Wednesday, November 9, 2011

kindred

At HTML, Roxane Gay interviews a poet named Gregory Sherl, and this interview made me really want to read his book, as well as to watch all episodes of Felicity.
What is your obsession as a writer?
Trying to stop myself from being so desperately aware that I’m a writer. Or maybe my obsession is figuring out how to pay for healthcare when my only income comes from being an Adjunct English Instructor. Or maybe it’s me obsessing over obsessing about the fact that I need to apply for my MFA like today but not doing it because writing new poems is better than putting old poems together in a packet with some stamps on it. Or maybe it’s watching the doctor try to figure out the right cocktail of medication so I don’t sleep nineteen hours in one day. Or maybe it’s trying to watch Felicity in its entirety as quickly as possible (a little over two weeks, I believe). Or maybe these aren’t my obsessions as a writer but my obsessions as me but I’m a writer so I think it fits.

At the Skylight Reading the bookstore person who was MC-ing it asked me and Kate afterwards what our process was like. And I was like, half-jokingly "Well I used to wake up at dawn and write for five hours or I wasn't complete, but now I lay around all day and watch stuff on my computer like Pretty Little Liars." But oh Felicity. I LOVED Felicity.

Now I have to go bang out this motherfucking outline if it's the last thing I do. 




Pictures from the Two Kates reading at Skylight in LA

I know people thought perhaps me and Kate Durbin were the same person, because we rarely appear in public together. This is photographic proof that we are in fact two individual people. (I'm joking, it's become my running joke that Kate and I are twins because we obviously look so much alike, but it's one of those jokes where noone else laughs but I still think it's funny).

These photos make me happy and I'm trying to be happy today, and trying not to lay around moaning and sobbing like a kiddie contestant on Toddlers and Tiaras (substitute not wanting to start a rewrite with not wanting to put on my sparkling dress and baby-platforms). So I thought I'd show them here. Kate, hope that's okay. Today I'm listening to St.
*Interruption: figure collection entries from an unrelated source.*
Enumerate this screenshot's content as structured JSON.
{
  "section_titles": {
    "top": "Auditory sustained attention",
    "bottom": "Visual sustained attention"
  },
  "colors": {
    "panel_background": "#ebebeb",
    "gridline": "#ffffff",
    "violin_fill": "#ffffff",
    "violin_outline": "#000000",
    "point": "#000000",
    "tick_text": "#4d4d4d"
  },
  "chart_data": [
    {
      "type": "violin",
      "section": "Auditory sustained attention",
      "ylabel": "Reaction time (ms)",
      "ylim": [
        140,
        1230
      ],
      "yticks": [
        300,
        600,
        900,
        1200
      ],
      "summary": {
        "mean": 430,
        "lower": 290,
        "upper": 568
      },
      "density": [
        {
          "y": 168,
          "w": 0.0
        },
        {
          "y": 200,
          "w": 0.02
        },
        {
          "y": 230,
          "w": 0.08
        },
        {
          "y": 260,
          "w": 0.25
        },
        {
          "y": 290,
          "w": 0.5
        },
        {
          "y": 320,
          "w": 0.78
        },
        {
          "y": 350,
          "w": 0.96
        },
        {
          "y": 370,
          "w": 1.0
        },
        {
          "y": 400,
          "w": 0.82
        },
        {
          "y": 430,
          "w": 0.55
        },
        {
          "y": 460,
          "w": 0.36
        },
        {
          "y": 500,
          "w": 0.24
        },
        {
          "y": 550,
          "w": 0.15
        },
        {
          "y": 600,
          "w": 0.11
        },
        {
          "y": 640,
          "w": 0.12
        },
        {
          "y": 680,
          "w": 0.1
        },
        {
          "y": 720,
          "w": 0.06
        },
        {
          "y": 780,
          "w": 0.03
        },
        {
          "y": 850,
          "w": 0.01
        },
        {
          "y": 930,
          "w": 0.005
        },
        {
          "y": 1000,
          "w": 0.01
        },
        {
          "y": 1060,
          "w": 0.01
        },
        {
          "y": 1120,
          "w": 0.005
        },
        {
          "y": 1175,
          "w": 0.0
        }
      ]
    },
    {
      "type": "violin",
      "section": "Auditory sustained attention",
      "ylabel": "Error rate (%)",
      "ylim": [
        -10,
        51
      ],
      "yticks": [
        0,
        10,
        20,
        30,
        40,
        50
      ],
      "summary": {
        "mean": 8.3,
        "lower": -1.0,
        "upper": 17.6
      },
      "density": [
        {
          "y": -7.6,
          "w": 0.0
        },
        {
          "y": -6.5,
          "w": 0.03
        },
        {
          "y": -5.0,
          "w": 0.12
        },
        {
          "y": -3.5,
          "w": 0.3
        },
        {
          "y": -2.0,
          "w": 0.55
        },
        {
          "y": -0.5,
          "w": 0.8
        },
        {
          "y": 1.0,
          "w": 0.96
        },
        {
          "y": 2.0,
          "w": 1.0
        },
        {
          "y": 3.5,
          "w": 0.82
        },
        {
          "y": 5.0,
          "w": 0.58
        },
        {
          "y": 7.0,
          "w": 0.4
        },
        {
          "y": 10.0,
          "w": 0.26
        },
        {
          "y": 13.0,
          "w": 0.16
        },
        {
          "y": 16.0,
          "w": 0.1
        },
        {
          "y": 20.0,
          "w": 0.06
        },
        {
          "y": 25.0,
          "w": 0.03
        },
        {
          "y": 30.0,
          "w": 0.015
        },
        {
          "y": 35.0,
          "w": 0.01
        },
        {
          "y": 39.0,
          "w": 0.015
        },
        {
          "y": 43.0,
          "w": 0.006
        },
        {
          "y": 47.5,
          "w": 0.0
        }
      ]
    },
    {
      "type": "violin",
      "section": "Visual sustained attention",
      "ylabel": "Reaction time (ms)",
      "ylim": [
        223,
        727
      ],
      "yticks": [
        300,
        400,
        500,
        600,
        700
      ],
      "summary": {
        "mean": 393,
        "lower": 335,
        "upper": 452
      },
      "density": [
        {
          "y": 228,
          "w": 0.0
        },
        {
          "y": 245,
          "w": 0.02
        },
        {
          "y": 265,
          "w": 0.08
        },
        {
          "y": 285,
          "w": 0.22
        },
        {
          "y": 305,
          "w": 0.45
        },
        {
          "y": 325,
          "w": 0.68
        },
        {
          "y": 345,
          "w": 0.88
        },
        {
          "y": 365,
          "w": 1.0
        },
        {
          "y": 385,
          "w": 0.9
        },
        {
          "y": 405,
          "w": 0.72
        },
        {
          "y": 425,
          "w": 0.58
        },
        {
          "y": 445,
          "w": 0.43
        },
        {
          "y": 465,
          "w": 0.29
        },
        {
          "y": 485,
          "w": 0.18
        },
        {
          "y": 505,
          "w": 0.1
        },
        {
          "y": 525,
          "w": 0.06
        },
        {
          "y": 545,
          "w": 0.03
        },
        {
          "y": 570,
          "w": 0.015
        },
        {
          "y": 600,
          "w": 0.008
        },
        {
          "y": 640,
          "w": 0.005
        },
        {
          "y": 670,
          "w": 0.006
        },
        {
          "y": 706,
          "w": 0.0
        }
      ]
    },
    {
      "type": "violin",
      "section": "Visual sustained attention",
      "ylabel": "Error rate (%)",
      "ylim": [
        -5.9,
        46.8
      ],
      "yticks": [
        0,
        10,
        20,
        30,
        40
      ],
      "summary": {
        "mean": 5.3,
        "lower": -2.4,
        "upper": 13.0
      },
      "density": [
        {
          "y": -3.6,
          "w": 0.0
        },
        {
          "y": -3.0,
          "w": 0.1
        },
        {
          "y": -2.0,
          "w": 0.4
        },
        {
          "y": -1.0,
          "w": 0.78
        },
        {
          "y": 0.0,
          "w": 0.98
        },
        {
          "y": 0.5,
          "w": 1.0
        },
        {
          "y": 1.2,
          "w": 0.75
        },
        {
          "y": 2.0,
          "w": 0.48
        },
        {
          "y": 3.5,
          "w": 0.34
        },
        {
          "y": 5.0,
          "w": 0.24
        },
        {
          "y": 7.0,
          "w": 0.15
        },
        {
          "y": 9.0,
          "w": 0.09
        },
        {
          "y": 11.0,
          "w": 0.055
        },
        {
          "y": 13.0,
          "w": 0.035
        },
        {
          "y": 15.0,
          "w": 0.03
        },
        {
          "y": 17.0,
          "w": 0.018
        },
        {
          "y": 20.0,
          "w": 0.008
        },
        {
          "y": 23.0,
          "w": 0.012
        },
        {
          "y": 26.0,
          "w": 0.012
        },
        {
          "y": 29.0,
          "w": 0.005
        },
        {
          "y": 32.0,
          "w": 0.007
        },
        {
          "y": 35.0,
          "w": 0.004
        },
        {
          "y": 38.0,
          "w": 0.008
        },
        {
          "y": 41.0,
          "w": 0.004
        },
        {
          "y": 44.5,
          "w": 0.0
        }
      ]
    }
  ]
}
Vincent on repeat and walking around my front yard with the gorgeous autumn leaves and waving my hands in the air, like I did as a child, when I thought I was perhaps Mother Nature or an emissary of Mother Nature, and I am eating orange marmalade on toast. I am trying today. I am trying to be okay.




 I am talking in almost every picture. At the reading I talked about how I felt such a kinship with Kate that in a way mirrors the kinship Ruth feels for Agnes in Green Girl, especially around film. There's a scene in the book where Ruth is at a nail shop, and she wants to ask the manicurist jokingly for "Tiger Red" a reference to George Cukor's film The Women, but she feels only Agnes would get that joke. I know Kate would get it, especially since her famous gold lame hot shorts costume is called the Crystal Allen, after the Joan Crawford femme fatale-shopgirl in the film.
Kate read from her amazing meticulous slow-down of The Hills, collected in E! Entertainment, and had various people read the dialogue parts, further highlighting their painful banality as well as the real pathos of everything. This is me and Kate's friend Sam. I really love my dress, even though I'm realizing looking at these pictures it isn't the most body-flattering dress in the world. But I still love it. My affection and love for my individual garments often transcends whether they're actually the most ideally flattering on me.

For some reason during my reading of the bartender scene in Green Girl I began to feel two rather warm flags of red on my cheeks. I think it's because I brought sparkling wine beforehand for the audience to drink, and I drank a cup, even though I have been trying not to drink lately, as a)it makes my digestive system super fucked up and b)even a glass of something makes me unbelievably depressed the next day. It looks like blush. I told this to Amina Cain afterwards. She said something like, I thought you were just really into it. Although I was really into that passage, which I like reading even though sometimes I can tell audience members dislike it or it makes them uncomfortable. It's really surprised me how much I love reading from Green Girl, even though it's not as performative of a text as O Fallen Angel. Although I read some from O Fallen Angel at CalArts, as well as Green Girl and Heroines, and I was surprised how much I missed the rhythms of that book, the rapid-fire way I do Mommy, the painful eye-rolling deliciousness of Maggie.